Wolfgang Wissler: „Straffers Nacht“

Ein Roman, der unser Gerechtigkeitsempfinden auf die Probe stellt. Ein düsteres und brutales Werk, das die Frage stellt, wo sie geblieben sind, die damaligen Täter, die sich in der Gesellschaft versteckten und angaben, nur Befehle ausgeführt zu haben. Kann aus Gnadenlosigkeit Skrupel erwachen? Der Roman spielt Anfang der sechziger Jahre und das Wirtschaftswunder zeigt seine diabolische Wahrheit. Denn wer zum Beispiel im Café ein Getränk bestellte oder im Wartezimmer eines Arztes saß, konnte nicht ausschließen, dass der Kellner oder jener Arzt ein Massenmörder war.

Der Roman schleudert uns in die Welt eines Nachtwächters, der in der Dunkelheit seine Kreise zieht und seinen Gedanken nachgeht. Er ist einer der Menschen, die von der Justiz ungesehen und ungestraft durchs Leben wandern. Er, der damalige SS-Gruppenführer, der sich mehrfach schuldig gemacht hat und nun am Tage bangt, erkannt zu werden.  

Erich Straffer ist Nachtwächter. Er zieht seine Bahnen durch die Kathedralen gleichen Hallen. Die Produktionen sind wichtig und die Öfen dürfen nicht ausgehen. Deutschland erlebt das Wirtschaftswunder. Nicht so Straffer, denn er beobachtet dies alles mit Skepsis, ist aber irgendwie erneut oder weiterhin stolz auf seine Landsleute, die fleißig sind und immer wieder aufstehen. Doch er selbst lebt mit seiner Familie in kargen Verhältnissen. Er erwartet einen persönlichen Lebenswandel, denn er denkt, bald wird er erkannt, bald erfolgt seine Bestrafung. Er war unter Hitler ein skrupelloser SS-General. Sein damaliges Netzwerk funktioniert noch heute. Man deckt und schützt sich weiterhin und bleibt verborgen. Reue ist für fast alle ein Fremdgefühl, denn sie waren doch nur Befehlsempfänger.

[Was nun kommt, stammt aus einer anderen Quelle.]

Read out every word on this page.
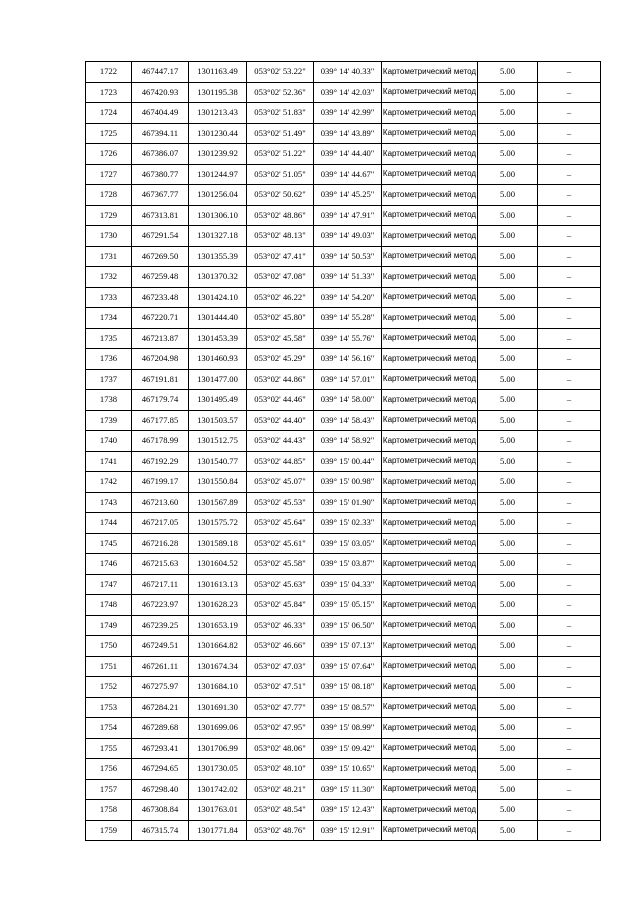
1722	467447.17	1301163.49	053°02' 53.22"	039° 14' 40.33"	Картометрический метод	5.00	–
1723	467420.93	1301195.38	053°02' 52.36"	039° 14' 42.03"	Картометрический метод	5.00	–
1724	467404.49	1301213.43	053°02' 51.83"	039° 14' 42.99"	Картометрический метод	5.00	–
1725	467394.11	1301230.44	053°02' 51.49"	039° 14' 43.89"	Картометрический метод	5.00	–
1726	467386.07	1301239.92	053°02' 51.22"	039° 14' 44.40"	Картометрический метод	5.00	–
1727	467380.77	1301244.97	053°02' 51.05"	039° 14' 44.67"	Картометрический метод	5.00	–
1728	467367.77	1301256.04	053°02' 50.62"	039° 14' 45.25"	Картометрический метод	5.00	–
1729	467313.81	1301306.10	053°02' 48.86"	039° 14' 47.91"	Картометрический метод	5.00	–
1730	467291.54	1301327.18	053°02' 48.13"	039° 14' 49.03"	Картометрический метод	5.00	–
1731	467269.50	1301355.39	053°02' 47.41"	039° 14' 50.53"	Картометрический метод	5.00	–
1732	467259.48	1301370.32	053°02' 47.08"	039° 14' 51.33"	Картометрический метод	5.00	–
1733	467233.48	1301424.10	053°02' 46.22"	039° 14' 54.20"	Картометрический метод	5.00	–
1734	467220.71	1301444.40	053°02' 45.80"	039° 14' 55.28"	Картометрический метод	5.00	–
1735	467213.87	1301453.39	053°02' 45.58"	039° 14' 55.76"	Картометрический метод	5.00	–
1736	467204.98	1301460.93	053°02' 45.29"	039° 14' 56.16"	Картометрический метод	5.00	–
1737	467191.81	1301477.00	053°02' 44.86"	039° 14' 57.01"	Картометрический метод	5.00	–
1738	467179.74	1301495.49	053°02' 44.46"	039° 14' 58.00"	Картометрический метод	5.00	–
1739	467177.85	1301503.57	053°02' 44.40"	039° 14' 58.43"	Картометрический метод	5.00	–
1740	467178.99	1301512.75	053°02' 44.43"	039° 14' 58.92"	Картометрический метод	5.00	–
1741	467192.29	1301540.77	053°02' 44.85"	039° 15' 00.44"	Картометрический метод	5.00	–
1742	467199.17	1301550.84	053°02' 45.07"	039° 15' 00.98"	Картометрический метод	5.00	–
1743	467213.60	1301567.89	053°02' 45.53"	039° 15' 01.90"	Картометрический метод	5.00	–
1744	467217.05	1301575.72	053°02' 45.64"	039° 15' 02.33"	Картометрический метод	5.00	–
1745	467216.28	1301589.18	053°02' 45.61"	039° 15' 03.05"	Картометрический метод	5.00	–
1746	467215.63	1301604.52	053°02' 45.58"	039° 15' 03.87"	Картометрический метод	5.00	–
1747	467217.11	1301613.13	053°02' 45.63"	039° 15' 04.33"	Картометрический метод	5.00	–
1748	467223.97	1301628.23	053°02' 45.84"	039° 15' 05.15"	Картометрический метод	5.00	–
1749	467239.25	1301653.19	053°02' 46.33"	039° 15' 06.50"	Картометрический метод	5.00	–
1750	467249.51	1301664.82	053°02' 46.66"	039° 15' 07.13"	Картометрический метод	5.00	–
1751	467261.11	1301674.34	053°02' 47.03"	039° 15' 07.64"	Картометрический метод	5.00	–
1752	467275.97	1301684.10	053°02' 47.51"	039° 15' 08.18"	Картометрический метод	5.00	–
1753	467284.21	1301691.30	053°02' 47.77"	039° 15' 08.57"	Картометрический метод	5.00	–
1754	467289.68	1301699.06	053°02' 47.95"	039° 15' 08.99"	Картометрический метод	5.00	–
1755	467293.41	1301706.99	053°02' 48.06"	039° 15' 09.42"	Картометрический метод	5.00	–
1756	467294.65	1301730.05	053°02' 48.10"	039° 15' 10.65"	Картометрический метод	5.00	–
1757	467298.40	1301742.02	053°02' 48.21"	039° 15' 11.30"	Картометрический метод	5.00	–
1758	467308.84	1301763.01	053°02' 48.54"	039° 15' 12.43"	Картометрический метод	5.00	–
1759	467315.74	1301771.84	053°02' 48.76"	039° 15' 12.91"	Картометрический метод	5.00	–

Nach vielen einsamen Nächten wird ein junger Mann sein Kollege. Ein Jude aus Tel Aviv, der in Deutschland den Mörder seines Onkels sucht. Ein damaliger Lagerkommandant soll sterben. Straffer ahnt, die Stunde der Bestrafungen naht. Das bisher keiner gehandelt hat, sie, die Täter, ungestraft Karriere machen konnten und unerkannt ein gutes Leben führen können, irritiert und verunsichert ihn gleichermaßen.

Ein beklemmendes, aber genauso wichtiges Buch, das uns die Sprachlosigkeit gegenüber der Vergangenheit förmlich ins Gesicht schreit.

Vielen Dank, dass ich das Manuskript vorab lesen durfte und auf der Rückseite des Buches zitiert werde.